Engine speed, torque, power and... nitrous?!

I have been thinking a lot lately about the simple relationship between torque, speed and power. To clarify:

• Torgue = turning moment = "twisting" force
• Speed = the angular velocity of the crankshaft = the "rpm" your car displays (not its actual moving speed)
• Power = rate at which work is performed = how fast your car goes = all that men care about

There is a constant battle between speed and torque in the design of engines. They both together produce power, but are inversely related. Increase speed and you decrease torque. Increase torque and you descrease speed. Increase both and you increase power. In Layman's terms they are annoying.

I have a vested interested in nitrous oxide injection, what man doesn't you might say. When I was 17 I designed a progressive nitrous controller for my A level technology project, and became obsessed for about a year until my insurance company eventually convinced me my dreams could not become reality. Why am I talking about nitrous injection? Float around on forums and websites that discuss the use of N2O injection and you will find claims that the systems actually REDUCE engine fatigue (wear and tear). Madness you might say, or is it?
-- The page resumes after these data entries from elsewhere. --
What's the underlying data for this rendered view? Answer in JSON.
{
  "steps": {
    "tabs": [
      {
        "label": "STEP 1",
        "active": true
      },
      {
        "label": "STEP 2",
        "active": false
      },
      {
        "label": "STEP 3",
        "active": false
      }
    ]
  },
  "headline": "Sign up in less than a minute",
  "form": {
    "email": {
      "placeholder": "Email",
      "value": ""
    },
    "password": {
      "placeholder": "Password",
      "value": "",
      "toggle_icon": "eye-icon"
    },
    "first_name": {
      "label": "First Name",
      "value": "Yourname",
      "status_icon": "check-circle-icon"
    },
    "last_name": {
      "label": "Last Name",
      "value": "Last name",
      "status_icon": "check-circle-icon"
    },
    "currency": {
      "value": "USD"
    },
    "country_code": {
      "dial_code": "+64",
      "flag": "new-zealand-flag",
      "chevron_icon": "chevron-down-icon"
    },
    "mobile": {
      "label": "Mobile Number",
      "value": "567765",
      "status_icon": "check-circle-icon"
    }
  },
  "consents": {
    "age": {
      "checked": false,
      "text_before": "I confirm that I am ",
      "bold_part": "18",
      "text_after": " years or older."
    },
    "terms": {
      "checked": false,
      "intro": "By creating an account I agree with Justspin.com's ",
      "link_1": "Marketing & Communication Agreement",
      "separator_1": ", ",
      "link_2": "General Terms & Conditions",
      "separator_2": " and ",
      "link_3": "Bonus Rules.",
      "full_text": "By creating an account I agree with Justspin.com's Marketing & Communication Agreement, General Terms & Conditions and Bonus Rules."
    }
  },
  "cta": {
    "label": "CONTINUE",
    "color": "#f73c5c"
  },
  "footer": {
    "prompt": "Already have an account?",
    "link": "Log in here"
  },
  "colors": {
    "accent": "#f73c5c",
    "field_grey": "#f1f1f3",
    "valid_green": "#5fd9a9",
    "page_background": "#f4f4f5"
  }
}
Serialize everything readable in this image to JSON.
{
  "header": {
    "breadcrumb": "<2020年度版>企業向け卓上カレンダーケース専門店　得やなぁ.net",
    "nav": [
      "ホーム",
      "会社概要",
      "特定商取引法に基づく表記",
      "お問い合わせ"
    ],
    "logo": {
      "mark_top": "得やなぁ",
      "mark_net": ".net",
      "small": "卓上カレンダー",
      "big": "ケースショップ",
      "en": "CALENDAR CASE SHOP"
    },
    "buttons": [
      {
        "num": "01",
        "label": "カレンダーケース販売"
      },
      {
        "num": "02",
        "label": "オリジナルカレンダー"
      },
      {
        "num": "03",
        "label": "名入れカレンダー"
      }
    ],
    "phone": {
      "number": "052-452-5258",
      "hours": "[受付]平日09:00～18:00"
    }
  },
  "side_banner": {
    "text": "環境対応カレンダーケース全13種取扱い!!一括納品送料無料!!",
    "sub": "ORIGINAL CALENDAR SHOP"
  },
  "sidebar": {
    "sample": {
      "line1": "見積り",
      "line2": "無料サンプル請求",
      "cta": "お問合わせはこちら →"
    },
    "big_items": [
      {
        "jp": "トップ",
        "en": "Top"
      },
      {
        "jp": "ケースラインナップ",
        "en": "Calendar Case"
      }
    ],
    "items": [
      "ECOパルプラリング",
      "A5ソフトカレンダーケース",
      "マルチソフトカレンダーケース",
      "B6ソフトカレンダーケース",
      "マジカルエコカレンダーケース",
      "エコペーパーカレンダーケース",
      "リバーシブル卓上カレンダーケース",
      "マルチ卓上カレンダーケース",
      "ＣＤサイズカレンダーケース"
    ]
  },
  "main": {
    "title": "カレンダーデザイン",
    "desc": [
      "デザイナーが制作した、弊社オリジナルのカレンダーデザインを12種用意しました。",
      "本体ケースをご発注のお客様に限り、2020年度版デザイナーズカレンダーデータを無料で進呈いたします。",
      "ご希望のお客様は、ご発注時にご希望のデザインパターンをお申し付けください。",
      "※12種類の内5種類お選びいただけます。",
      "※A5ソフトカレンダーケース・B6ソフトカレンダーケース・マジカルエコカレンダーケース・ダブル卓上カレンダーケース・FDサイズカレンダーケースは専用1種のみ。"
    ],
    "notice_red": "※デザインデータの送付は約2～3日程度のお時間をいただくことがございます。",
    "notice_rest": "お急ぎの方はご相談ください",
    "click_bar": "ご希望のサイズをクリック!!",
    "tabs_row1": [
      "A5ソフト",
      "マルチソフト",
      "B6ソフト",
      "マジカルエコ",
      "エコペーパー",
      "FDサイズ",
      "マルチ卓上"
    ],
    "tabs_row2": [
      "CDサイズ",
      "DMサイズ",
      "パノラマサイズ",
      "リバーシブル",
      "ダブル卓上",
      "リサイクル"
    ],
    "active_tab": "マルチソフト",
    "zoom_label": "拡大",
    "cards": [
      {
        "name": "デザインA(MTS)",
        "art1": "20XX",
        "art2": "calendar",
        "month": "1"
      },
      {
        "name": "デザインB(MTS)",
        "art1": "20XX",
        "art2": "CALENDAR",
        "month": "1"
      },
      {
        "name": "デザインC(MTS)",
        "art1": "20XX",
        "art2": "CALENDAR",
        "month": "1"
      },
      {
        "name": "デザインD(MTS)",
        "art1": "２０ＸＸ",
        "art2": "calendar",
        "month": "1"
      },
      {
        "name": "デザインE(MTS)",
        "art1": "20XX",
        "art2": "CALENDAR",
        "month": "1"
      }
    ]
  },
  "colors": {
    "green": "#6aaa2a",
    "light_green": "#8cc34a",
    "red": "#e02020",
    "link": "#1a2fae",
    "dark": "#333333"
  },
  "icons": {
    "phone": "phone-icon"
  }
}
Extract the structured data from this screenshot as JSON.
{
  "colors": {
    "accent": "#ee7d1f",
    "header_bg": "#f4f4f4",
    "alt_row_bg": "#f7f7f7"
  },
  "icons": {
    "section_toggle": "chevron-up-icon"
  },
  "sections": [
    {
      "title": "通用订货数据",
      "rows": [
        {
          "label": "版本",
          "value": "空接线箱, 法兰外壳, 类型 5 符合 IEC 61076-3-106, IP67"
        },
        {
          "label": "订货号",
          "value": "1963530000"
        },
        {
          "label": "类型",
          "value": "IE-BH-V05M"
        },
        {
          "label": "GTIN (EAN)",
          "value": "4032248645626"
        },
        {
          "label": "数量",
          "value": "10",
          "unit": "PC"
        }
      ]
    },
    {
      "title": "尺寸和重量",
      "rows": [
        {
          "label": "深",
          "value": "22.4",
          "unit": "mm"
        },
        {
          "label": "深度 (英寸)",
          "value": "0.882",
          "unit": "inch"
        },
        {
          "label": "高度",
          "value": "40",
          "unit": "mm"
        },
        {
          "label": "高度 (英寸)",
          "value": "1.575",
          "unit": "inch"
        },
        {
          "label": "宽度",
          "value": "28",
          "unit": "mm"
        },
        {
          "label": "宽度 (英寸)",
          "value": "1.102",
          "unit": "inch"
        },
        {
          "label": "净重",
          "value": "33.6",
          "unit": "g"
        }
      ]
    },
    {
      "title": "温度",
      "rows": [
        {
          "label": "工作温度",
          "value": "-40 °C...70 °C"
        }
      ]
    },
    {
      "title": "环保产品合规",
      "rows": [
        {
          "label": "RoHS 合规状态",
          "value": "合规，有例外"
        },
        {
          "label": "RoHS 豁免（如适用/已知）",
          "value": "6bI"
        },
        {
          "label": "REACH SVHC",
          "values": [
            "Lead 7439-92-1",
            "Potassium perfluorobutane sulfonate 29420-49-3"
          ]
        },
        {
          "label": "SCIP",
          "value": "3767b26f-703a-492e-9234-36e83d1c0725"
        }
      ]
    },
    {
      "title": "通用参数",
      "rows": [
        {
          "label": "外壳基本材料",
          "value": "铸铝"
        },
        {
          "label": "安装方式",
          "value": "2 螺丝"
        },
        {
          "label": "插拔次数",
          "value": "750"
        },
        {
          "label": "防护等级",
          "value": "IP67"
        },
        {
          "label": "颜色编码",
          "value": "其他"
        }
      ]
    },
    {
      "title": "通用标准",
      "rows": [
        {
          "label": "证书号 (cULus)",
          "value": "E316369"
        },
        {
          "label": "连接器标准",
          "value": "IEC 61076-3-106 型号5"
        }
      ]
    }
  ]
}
N2O injection massively increases an engines torque, and supposedly more so at lower engine RPMs. The proponents of N2O injection argue that running the engine at lower RPMs with nitrous does not cause as much damage as running the engine at higher RPMs without nitrous. Paradoxically most users would inject their N2O throughout the rev range, unless they are smart and have a controller...

Now I am not about to debate nitrous, no no no. Let us revisit the relationship between speed, torque and power... except lets throw in engine fatigue into the mix. Given all other conditions being equal, does an engine fatigue more at lower RPM and higher torque? Or is more fatigue experienced by a higher speed with less torque?

Is gently tapping something with a hammer lots of times better than beating the hell out of it a few times?

A few questions spring to mind.

• Does the greater revving engine actually produce more friction?
• Is a greater force experienced less frequently more potent than a weak force experienced often?
• Are the nitrous people bullshitting us?

I think this would be a very interesting research project, and is obviously an area not entirely understood by engineers. In fact is there anything fully understood by engineers?

Where are the disk brakes on road bikes?

Every single bike for sale in every single shop will either come with v-brakes, or no brakes. You already know this. I am here to ask the question why.
Racing cyclists are an interesting breed. They are like machines, seeking mechanical effeciency, top fuel consumption and a mechanically optimised set of wheels. It is simple why racers have v-brakes over disk brakes on their road bike, they are better because...

• They are lighter.
• They stop the bike as well as the thin tires will allow.
• They place less strain on the front fork.
• They are normal.

So why am I even bothering to write this when I already know that all designers already know that disk brakes are an inferior product for road bike use?

Well for starters, they might not be as inferior a product as one might think. Cross country mountain bikers have been using disk brakes for years over their old Vs. They identified that disk brakes work well under all weather conditions and are more predictable than their V friends.
The road needs a lightweight disk be designed. The advantage of extra stopping power is clearly negated by the limited grip which road tyres provide (there is only so much stopping force that can go through to the road - and Vs can apply all that force). Therefore, a reduced power disk brake, which equals the stopping power of top range V brakes needs to be designed. Perhaps one half the weight of a mountain bike disk brake.

How I can hear you screaming "BUT IT IS STILL HEAVIER THAN THE V BRAKES!!! I WILL LOSE EFFECIENCY!!!!". I propose to you that Mr Average, who cycles to work every day, doesn't care. Here lies the basis for my argument. Mr Average would much rather a predictable brake, that works as well in the wet, cold and mud as in the dry. He doesn't care about losing 2% effeciency. He just wants to get to work safe and sound, and look cool while doing so. Disk brakes on a road bike would be pretty bling indeed.

If the big companies put a mini disk brakes for road bikes on the market, they would sell. The technology would be further developed, they would sell more. The enevitable outcome is that disk brakes would out perform V-brakes as new materials are developed. Perhaps I will work on this myself. Hell one day we might even see electromagnetic brakes appear on bikes - that will be the day, and then I will think it is all wrong.